A friend posted this photo on Facebook, pausing to reflect on the death of Bradley Nowell seventeen years ago.
I find it difficult to view.
My immediate reaction involved the infant staring at his father, and the way that made my heart hurt. Following that, I noticed Louie the Dalmatian, lovingly enthralled by his adopted, human dad.
Sorrow o’er came my best sensibilities, because when I gaze upon this picture I see a man who threw away fatherhood, for heroin.
If I examine my response, I think the emotions I am mired in come about due to the fact Nowell exited the child’s life so quickly into his existence. I find that offensive, and can’t really muster up the ability to care that I’m being a judgmental prick in the process.

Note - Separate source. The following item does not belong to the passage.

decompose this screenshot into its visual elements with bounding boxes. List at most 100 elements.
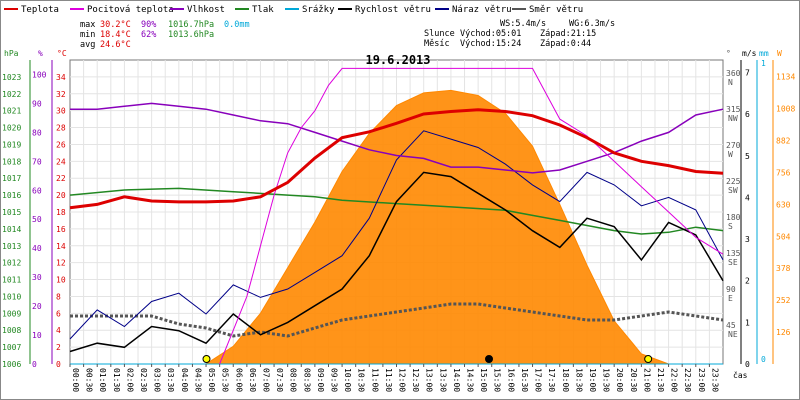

A baby knows two things: love, and pain. When it is in pain, you want nothing more than to end the suffering, to absorb whatever is making it unwell. When emitting love, the rest of the world fades away and all that matters are the eyes staring at you in wonder. So while I understand, logically, that addiction is a difficult demon to challenge, my sympathy ends there. I bring too much emotion to the table to be forgiving.

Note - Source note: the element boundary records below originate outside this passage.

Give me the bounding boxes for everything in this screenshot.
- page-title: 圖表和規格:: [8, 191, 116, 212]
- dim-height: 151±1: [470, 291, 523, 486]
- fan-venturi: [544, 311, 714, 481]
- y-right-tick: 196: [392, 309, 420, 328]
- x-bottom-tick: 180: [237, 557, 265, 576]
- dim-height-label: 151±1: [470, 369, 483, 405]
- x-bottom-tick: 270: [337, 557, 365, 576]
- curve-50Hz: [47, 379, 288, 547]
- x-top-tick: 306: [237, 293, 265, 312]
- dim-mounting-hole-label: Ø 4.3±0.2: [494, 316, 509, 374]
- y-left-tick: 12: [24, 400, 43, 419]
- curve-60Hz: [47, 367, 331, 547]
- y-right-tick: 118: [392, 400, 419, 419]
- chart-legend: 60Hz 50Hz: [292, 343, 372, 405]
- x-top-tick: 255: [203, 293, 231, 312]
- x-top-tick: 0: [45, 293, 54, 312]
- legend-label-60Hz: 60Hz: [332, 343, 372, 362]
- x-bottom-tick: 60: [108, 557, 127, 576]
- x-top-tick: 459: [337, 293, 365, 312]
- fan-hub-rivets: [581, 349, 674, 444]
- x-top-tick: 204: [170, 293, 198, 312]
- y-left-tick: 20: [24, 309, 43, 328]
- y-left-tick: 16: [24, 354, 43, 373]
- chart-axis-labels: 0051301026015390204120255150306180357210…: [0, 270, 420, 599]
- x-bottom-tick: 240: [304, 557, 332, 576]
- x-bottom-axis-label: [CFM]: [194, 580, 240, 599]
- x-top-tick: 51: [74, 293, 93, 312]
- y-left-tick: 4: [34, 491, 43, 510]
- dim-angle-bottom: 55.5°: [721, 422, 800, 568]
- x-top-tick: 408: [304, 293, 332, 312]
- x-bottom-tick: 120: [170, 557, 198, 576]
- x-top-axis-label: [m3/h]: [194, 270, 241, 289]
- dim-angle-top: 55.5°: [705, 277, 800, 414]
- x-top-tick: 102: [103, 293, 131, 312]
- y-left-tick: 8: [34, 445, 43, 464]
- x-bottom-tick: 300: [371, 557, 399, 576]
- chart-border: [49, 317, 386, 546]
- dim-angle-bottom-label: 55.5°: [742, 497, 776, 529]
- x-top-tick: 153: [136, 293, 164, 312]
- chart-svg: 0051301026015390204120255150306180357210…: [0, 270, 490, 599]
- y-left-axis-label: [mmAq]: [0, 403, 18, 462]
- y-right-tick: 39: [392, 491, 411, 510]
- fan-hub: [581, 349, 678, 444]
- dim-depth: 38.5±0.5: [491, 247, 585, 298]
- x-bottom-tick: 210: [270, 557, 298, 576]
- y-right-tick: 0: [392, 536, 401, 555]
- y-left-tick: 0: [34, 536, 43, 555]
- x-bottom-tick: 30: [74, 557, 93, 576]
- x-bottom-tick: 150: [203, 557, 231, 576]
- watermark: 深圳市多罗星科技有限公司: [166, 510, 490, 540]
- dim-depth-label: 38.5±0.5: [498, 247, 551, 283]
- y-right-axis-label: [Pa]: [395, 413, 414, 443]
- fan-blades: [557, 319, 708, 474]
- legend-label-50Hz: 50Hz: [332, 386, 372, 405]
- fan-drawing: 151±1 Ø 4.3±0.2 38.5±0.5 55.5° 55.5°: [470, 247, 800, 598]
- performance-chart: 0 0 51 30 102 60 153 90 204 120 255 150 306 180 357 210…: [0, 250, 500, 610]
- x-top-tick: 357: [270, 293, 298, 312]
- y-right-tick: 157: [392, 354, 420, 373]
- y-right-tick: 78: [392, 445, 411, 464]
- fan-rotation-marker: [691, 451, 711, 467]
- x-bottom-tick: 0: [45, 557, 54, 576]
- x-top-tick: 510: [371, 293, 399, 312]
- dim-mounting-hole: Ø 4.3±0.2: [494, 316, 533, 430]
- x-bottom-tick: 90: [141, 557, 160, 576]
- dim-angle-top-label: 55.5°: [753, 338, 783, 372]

My daughter Hillary recognizes and stares at me in a manner not unlike Jakob eyeing Bradley. When I enter her room in the morning, her arms reach out—“Pick me up, daddy, I want to be held.” When I return from a week on the road, upon seeing me or hearing my voice, her little face lights up with a huge, partially-toothy smile. It radiates warmth, joy, and innocence.
I observe the world through a different lense these days; what I see involves empathy for anyone participating in the marathon called parenthood. We live on a violent, unfair world, and the best some of us can do is provide love for our children. Whatever challenges are provided by circumstance, you fight them with everything you have, no question. Succumbing to drugs seems too easy a cop out by comparison.
Of course, maybe leaving the child to be raised by others is for the best. I mean, would it be better to never know your father, or live with one who is an addict? Arguments could be made both ways, I suppose, but I cannot help but think that in the least: give your child a chance to get sick of you. When she passed, I immediately believed Anna Nichole’s Smith’s daughter was better off without her. Of course, I’m comparing apples and oranges—a talented musician vs. retarded shell of a human being—in this case.
As always, if I am judging others I must pause and scrutinize my own hypocrisies. I drive extensively for a living. Considering “traffic fatality” is an extremely high-risk way of passing, am I selfish, too? Would it be better for my daughter to lock myself into a 9-5 job, one more safe than dodging 18-wheel drivers bug-eyed on homemade amphetamines, breaknecking it to their destination because the boys are thirsty in Atlanta?
I don’t know, I don’t know, I don’t know.
All I understand is: My heart lives inside my daughter.
It is that simple.
No flowery prose is required to describe the love I feel for her; Hillary is the sun I orbit. I hope to never do anything so selfish that will remove one minute I can spend as her father.
Because, to put it in the words of a beautiful poet: “Lovin’… is what I got.”